CAR-T Kymriah therapy does not obtain insurance benefits


The first CAR-T therapy, Kymriah (ingredient: tisagenlecleucel), failed to pass a Health Insurance Review and Assessment Service (HIRA) panel review due to its hefty price tag of 500 million won (430,884 $).

According to an HIRA official, the agency’s cancer drug benefit assessment committee discussed whether to grant reimbursement to Kymriah.

Novartis’ CAR-T therapy, Kymriah, did not pass the Drug Benefit Review Board of the Health Insurance Review and Assessment Service due to its high price.

However, the panel refused to make the drug reimbursable due to the low cost-effectiveness of the therapy.

Kymriah is personalized immunotherapy. Once a patient’s T cells have been collected, they are genetically recombined so that the chimeric antigen receptor (CAR) can be expressed. And then the injection is reinjected into the patient’s body.

The FDA approved Kymriah on August 30, 2017, for the first time in the world, and the European Medicines Agency followed suit in August 2018, and the Japanese Ministry of Health, Labor and Welfare, in March 2019.

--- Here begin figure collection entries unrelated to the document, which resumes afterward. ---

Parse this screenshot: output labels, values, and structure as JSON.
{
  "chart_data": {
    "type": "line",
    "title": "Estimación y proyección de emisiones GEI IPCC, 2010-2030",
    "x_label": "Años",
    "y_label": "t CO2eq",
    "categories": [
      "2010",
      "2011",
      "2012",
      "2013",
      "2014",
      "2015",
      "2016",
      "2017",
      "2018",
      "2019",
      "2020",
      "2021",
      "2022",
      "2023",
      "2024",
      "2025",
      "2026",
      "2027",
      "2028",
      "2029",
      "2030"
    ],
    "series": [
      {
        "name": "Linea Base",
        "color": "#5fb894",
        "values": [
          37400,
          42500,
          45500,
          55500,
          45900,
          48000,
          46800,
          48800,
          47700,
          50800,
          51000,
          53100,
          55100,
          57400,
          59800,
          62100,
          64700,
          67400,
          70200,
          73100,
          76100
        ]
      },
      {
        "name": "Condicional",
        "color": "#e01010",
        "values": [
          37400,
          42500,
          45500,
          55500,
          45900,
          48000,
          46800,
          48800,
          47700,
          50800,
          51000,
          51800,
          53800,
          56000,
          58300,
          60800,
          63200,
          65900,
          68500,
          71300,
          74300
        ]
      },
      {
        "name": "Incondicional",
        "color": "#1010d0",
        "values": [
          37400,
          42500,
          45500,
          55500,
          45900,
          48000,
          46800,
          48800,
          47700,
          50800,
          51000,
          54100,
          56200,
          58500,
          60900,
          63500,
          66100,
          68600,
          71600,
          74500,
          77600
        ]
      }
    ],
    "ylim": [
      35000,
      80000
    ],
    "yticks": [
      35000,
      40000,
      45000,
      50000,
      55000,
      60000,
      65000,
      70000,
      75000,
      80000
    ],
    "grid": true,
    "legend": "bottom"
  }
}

In Korea, the Ministry of Food and Pharmaceutical Safety in March approved Kymriah as the first new drug applied under the Law on Advanced Regenerative Medicine and Advanced Biopharmaceuticals.

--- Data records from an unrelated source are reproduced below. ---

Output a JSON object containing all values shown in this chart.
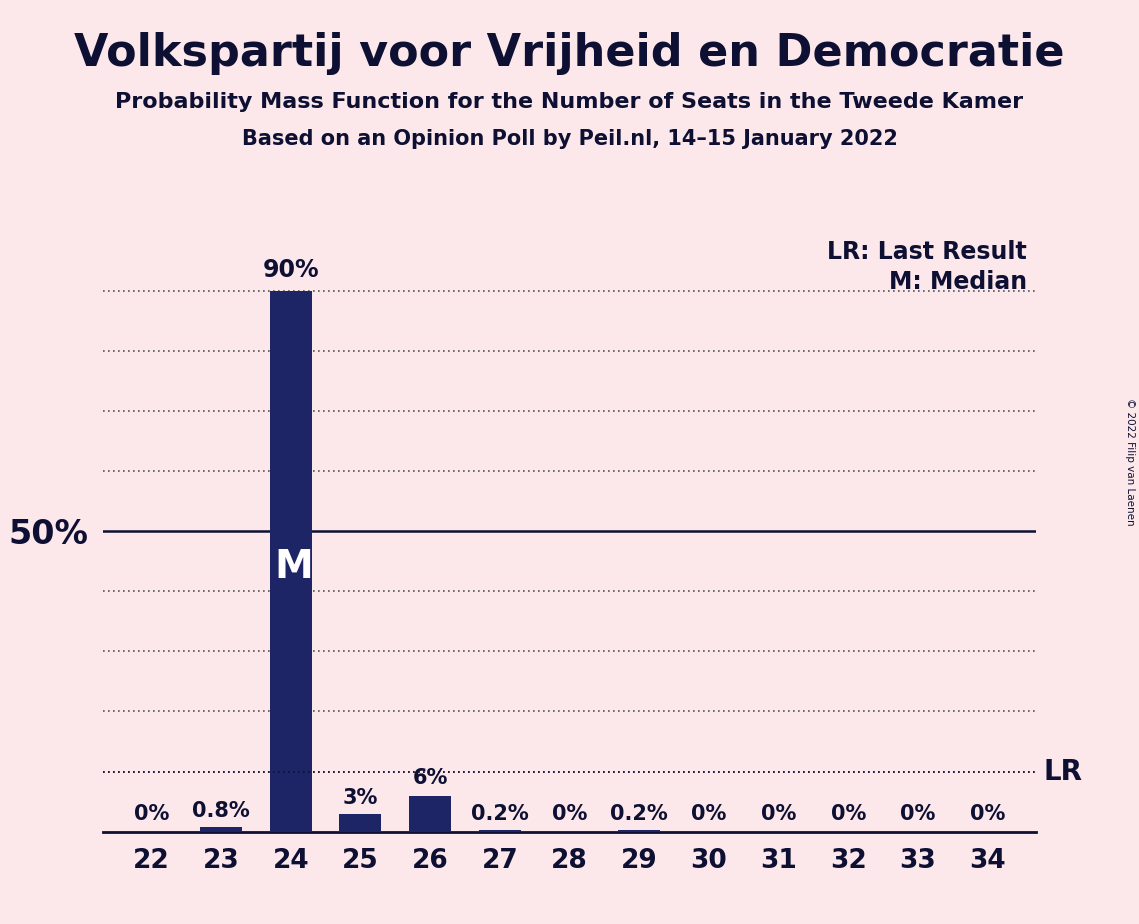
{
  "title": "Volkspartij voor Vrijheid en Democratie",
  "subtitle1": "Probability Mass Function for the Number of Seats in the Tweede Kamer",
  "subtitle2": "Based on an Opinion Poll by Peil.nl, 14–15 January 2022",
  "copyright": "© 2022 Filip van Laenen",
  "categories": [
    22,
    23,
    24,
    25,
    26,
    27,
    28,
    29,
    30,
    31,
    32,
    33,
    34
  ],
  "values": [
    0.0,
    0.8,
    90.0,
    3.0,
    6.0,
    0.2,
    0.0,
    0.2,
    0.0,
    0.0,
    0.0,
    0.0,
    0.0
  ],
  "bar_color": "#1e2566",
  "background_color": "#fce8ea",
  "text_color": "#0d1033",
  "median_seat": 24,
  "median_label": "M",
  "lr_value": 10.0,
  "lr_label": "LR",
  "lr_legend": "LR: Last Result",
  "m_legend": "M: Median",
  "ylabel_50": "50%",
  "ylim": [
    0,
    100
  ],
  "bar_labels": [
    "0%",
    "0.8%",
    "90%",
    "3%",
    "6%",
    "0.2%",
    "0%",
    "0.2%",
    "0%",
    "0%",
    "0%",
    "0%",
    "0%"
  ],
  "dotted_gridline_color": "#555555",
  "solid_line_color": "#0d1033",
  "lr_line_color": "#0d1033",
  "title_fontsize": 32,
  "subtitle_fontsize": 16,
  "tick_fontsize": 19,
  "label_fontsize": 15,
  "legend_fontsize": 17,
  "ylabel_fontsize": 24
}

Kymriah increases the chances of complete remission with just one injection, gaining a lot of attention as an innovative treatment for patients with end-stage blood cancer.

However, the cost of uninsured Kymriah is around 460 million won.

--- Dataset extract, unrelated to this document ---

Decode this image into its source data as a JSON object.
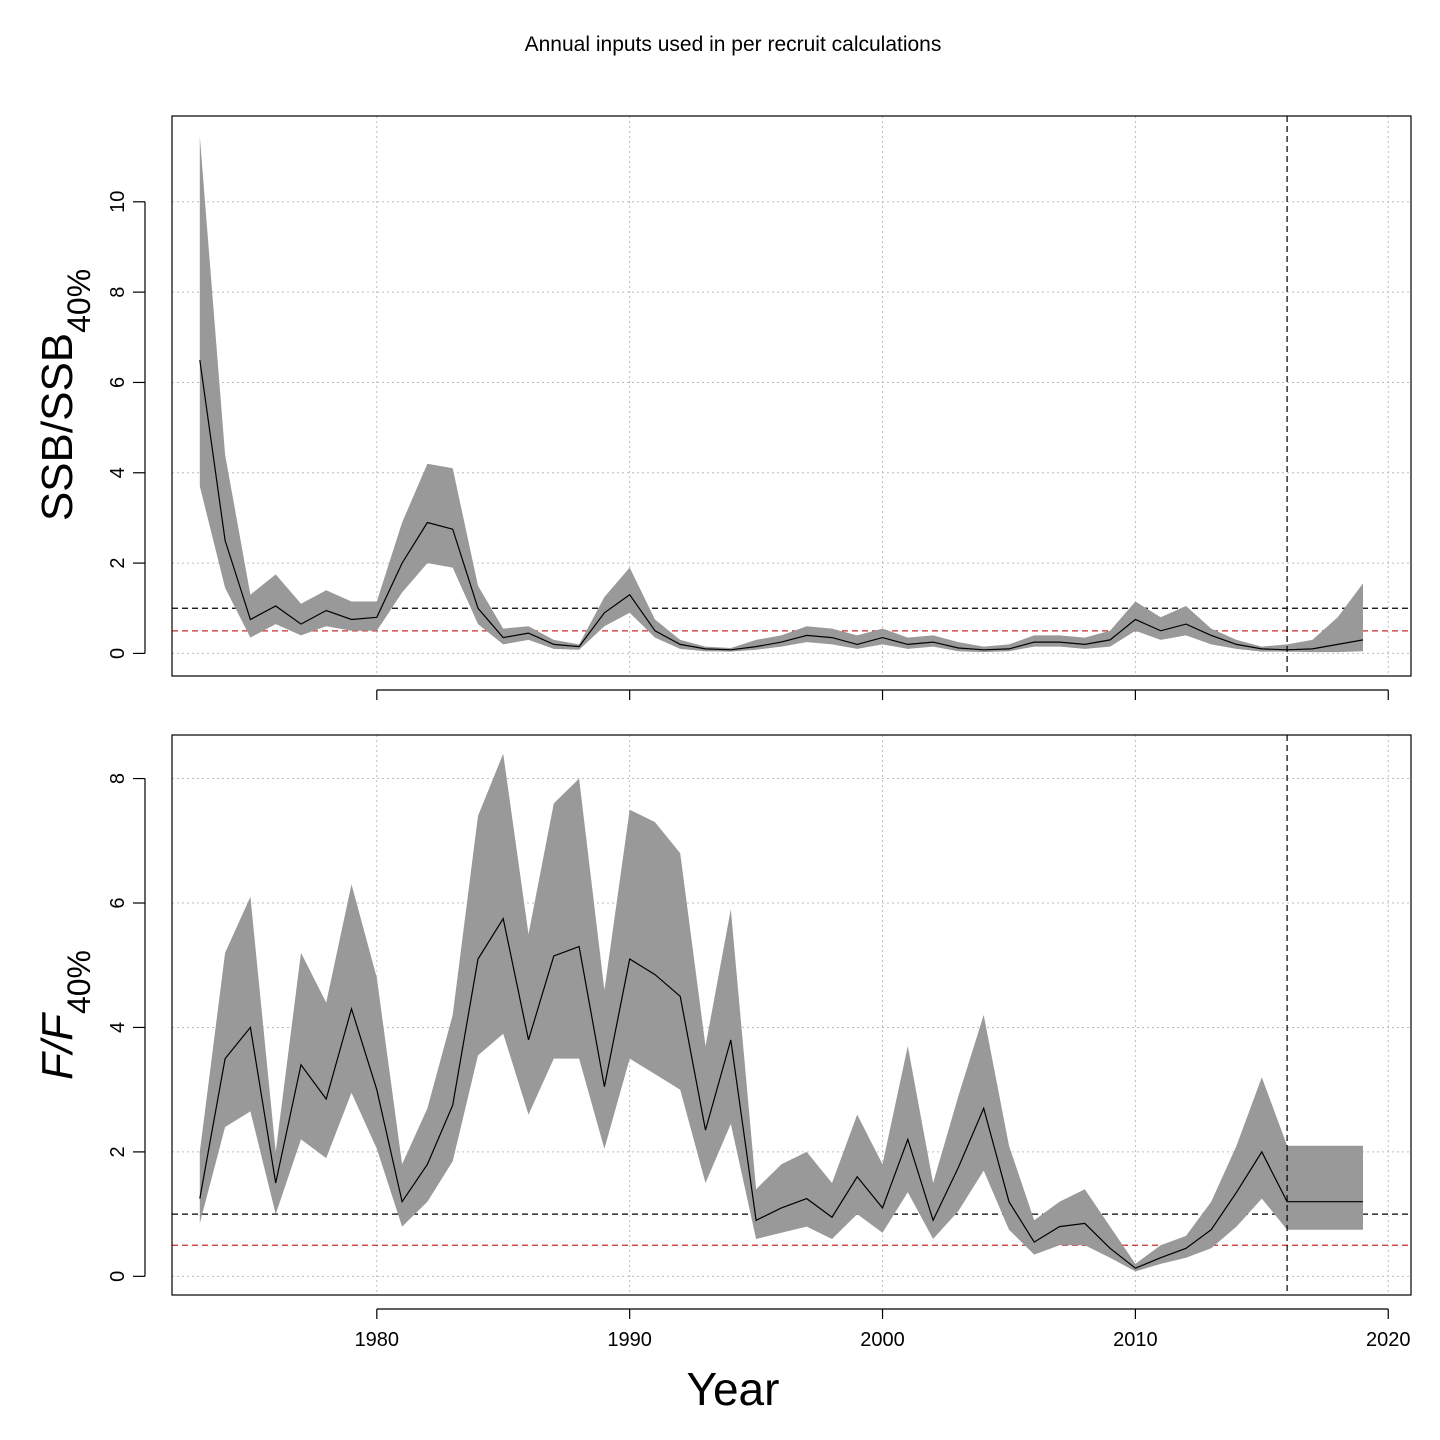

In March, Novartis Korea applied for insurance benefits for Kymriah using the approval-reimbursement review link system.

However, the therapy failed to pass the HIRA’s Drug Reimbursement Review Committee, a first step in securing reimbursement, due to concerns about its impact on national health insurance funding.

The leukemia patients urged HIRA to approve Kymriah’s reimbursement as soon as possible.

The Korea Leukemia Patients Organization (KLPO) on Tuesday said that Japan allowed Kymriah’s health insurance coverage to reduce the cost per treatment to 350 million won in May 2019. As of July 2021, the drug’s price fell 4.3 percent to 335 million won. said the group of patients. “We wonder what the HIRA and the Department of Health and Welfare have done in the past six months,” KLPO said in a statement.

A single Kymriah treatment is known to ensure long-term survival for eight out of 10 patients with end-stage acute lymphocytic leukemia and four in 10 patients with end-stage lymphoma, the patient group continued. “For patients with terminal leukemia and lymphoma, Kymriah’s reimbursement is like a lifeline. “

Since Kymriah is the first CAR-T treatment and may serve as a reimbursement model for ultra-expensive therapies in the future, the government and the drug maker should make plans for rational health insurance spending and active cost sharing that Kymriah could set a good precedent for quick payback.